Serial and panel analyses of biomarkers do not improve the prediction of bacteremia compared to one procalcitonin measurement.

OBJECTIVES

We evaluated the value of a single biomarker, biomarker panels, biomarkers combined with clinical signs of sepsis, and serial determinations of biomarkers in the prediction of bacteremia in patients with sepsis.

METHODS

Adult patients visiting the emergency department because of a suspected infection with at least two of the following symptoms: temperature >38.3°C or <36°C, heart rate >90/min, respiratory rate >20/min, chills, altered mental status, systolic blood pressure <90 mmHg, MAP <65 mmHg, and hyperglycemia in the absence of diabetes mellitus were included. Procalcitonin (PCT), interleukin-6 (IL-6), lipopolysaccharide-binding protein (LBP), C-reactive protein (CRP) were measured, and two blood cultures were taken.
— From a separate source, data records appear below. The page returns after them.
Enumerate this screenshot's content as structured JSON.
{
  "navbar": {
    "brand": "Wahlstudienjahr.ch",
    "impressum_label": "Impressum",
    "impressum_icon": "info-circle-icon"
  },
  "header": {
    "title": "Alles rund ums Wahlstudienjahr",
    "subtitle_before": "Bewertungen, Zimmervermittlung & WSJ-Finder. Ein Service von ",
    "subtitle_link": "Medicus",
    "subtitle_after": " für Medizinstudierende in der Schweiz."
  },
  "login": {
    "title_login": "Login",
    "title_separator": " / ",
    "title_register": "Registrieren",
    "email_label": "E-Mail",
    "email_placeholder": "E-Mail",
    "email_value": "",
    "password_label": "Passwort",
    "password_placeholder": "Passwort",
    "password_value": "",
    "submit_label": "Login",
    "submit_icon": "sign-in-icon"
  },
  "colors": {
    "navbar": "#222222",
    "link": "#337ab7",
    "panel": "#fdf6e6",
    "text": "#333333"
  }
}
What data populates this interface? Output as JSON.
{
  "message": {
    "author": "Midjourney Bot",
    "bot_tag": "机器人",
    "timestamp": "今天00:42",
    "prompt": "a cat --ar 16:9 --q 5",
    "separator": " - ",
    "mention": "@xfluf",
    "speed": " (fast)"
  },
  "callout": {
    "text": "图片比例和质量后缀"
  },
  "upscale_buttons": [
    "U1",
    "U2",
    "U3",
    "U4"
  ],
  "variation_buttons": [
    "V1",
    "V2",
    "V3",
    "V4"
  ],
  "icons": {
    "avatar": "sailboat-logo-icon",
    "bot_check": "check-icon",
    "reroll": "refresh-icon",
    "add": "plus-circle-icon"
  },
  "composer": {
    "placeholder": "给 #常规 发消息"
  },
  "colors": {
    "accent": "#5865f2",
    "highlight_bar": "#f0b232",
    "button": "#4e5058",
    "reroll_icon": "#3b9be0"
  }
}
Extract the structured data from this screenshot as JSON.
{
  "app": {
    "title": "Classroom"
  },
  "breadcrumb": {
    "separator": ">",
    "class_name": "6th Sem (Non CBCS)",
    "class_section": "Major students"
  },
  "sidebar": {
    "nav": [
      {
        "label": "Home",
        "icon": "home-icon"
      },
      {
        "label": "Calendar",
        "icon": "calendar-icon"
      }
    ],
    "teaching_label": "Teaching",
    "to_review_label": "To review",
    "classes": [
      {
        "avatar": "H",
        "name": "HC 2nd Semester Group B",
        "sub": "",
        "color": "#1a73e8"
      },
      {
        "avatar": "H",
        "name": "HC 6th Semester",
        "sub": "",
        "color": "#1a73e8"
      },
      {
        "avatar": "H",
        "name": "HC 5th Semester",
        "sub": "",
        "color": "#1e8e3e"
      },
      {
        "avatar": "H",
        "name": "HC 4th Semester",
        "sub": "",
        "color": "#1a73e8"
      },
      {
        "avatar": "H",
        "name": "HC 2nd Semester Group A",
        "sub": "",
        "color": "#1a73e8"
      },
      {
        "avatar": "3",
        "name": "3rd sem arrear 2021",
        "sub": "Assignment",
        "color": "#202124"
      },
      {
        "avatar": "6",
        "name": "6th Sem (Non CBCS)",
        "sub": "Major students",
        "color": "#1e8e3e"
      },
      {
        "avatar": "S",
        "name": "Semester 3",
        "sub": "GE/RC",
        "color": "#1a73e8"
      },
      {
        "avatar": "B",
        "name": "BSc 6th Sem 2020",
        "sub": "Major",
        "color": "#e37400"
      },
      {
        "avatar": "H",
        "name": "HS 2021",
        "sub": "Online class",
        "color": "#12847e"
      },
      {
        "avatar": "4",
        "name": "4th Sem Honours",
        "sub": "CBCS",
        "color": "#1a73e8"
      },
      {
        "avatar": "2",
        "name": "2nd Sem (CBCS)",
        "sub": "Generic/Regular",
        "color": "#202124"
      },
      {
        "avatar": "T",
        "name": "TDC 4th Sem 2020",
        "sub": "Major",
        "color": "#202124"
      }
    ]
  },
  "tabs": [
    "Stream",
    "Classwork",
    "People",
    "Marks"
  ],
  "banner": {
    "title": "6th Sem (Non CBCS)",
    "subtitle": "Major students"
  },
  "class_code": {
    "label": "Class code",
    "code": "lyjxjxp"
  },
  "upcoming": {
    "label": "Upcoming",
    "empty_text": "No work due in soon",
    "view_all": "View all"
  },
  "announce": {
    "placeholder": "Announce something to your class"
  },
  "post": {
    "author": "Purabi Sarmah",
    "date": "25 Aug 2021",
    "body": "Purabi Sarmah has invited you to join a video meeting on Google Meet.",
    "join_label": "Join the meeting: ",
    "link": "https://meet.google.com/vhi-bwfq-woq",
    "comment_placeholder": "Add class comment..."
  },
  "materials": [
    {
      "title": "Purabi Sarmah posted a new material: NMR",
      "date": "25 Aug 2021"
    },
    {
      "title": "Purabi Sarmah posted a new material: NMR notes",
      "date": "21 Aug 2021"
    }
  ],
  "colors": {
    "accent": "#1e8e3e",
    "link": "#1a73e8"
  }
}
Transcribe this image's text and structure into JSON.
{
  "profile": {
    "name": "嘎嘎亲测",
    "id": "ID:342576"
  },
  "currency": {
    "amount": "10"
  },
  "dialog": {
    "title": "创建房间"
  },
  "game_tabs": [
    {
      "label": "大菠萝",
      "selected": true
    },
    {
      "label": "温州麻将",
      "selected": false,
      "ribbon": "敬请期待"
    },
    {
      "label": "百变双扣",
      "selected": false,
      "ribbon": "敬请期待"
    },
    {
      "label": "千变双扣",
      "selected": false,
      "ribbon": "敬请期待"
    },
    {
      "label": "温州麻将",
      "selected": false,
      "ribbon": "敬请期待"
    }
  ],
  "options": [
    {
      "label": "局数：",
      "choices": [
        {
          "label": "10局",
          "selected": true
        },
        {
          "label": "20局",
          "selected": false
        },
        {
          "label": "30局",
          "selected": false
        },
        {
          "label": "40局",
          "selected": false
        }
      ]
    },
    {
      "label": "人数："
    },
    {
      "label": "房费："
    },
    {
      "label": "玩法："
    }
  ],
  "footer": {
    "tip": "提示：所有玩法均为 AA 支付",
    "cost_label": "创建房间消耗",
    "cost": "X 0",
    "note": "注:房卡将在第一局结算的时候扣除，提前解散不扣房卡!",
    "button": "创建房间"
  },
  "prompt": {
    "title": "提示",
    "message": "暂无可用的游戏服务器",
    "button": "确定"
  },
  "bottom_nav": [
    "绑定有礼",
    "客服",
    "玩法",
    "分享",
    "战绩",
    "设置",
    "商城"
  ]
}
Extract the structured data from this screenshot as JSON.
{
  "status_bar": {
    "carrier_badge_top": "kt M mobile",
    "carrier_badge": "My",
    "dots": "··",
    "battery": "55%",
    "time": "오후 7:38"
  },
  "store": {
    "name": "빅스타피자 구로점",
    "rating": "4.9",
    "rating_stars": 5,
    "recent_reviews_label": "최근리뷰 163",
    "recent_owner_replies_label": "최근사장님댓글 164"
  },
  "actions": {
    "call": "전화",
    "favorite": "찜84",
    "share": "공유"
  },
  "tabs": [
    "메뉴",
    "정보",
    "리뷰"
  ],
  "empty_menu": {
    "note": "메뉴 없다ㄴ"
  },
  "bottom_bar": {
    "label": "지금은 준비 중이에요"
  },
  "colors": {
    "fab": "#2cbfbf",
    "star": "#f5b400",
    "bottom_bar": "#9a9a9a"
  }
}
The analyses included: (1) determination of the biomarker with the highest predictive value for bacteremia and to examine the predictive value of this biomarker in combination with other biomarkers; (2) analysis of the best biomarker data in combination with clinical signs of sepsis; and (3) analysis of serial determinations of the best biomarker.

RESULTS

Of 342 included patients, PCT had the best predictive value for bacteremia with an area under the curve of 0.80, sensitivity 89%, specificity 58%. The predictive value of a combination of PCT plus a panel of other biomarkers, clinical signs, or analysis of serial PCT levels did not lead to a significant improvement of the predictive value of PCT alone.

CONCLUSIONS

The ability of PCT to predict bacteremia in patients with sepsis does not further improve when combined with IL-6, LBP, CRP, clinical signs, or serial measurements. Naturally, this does not exclude that a panel of other biomarkers may lead to different results.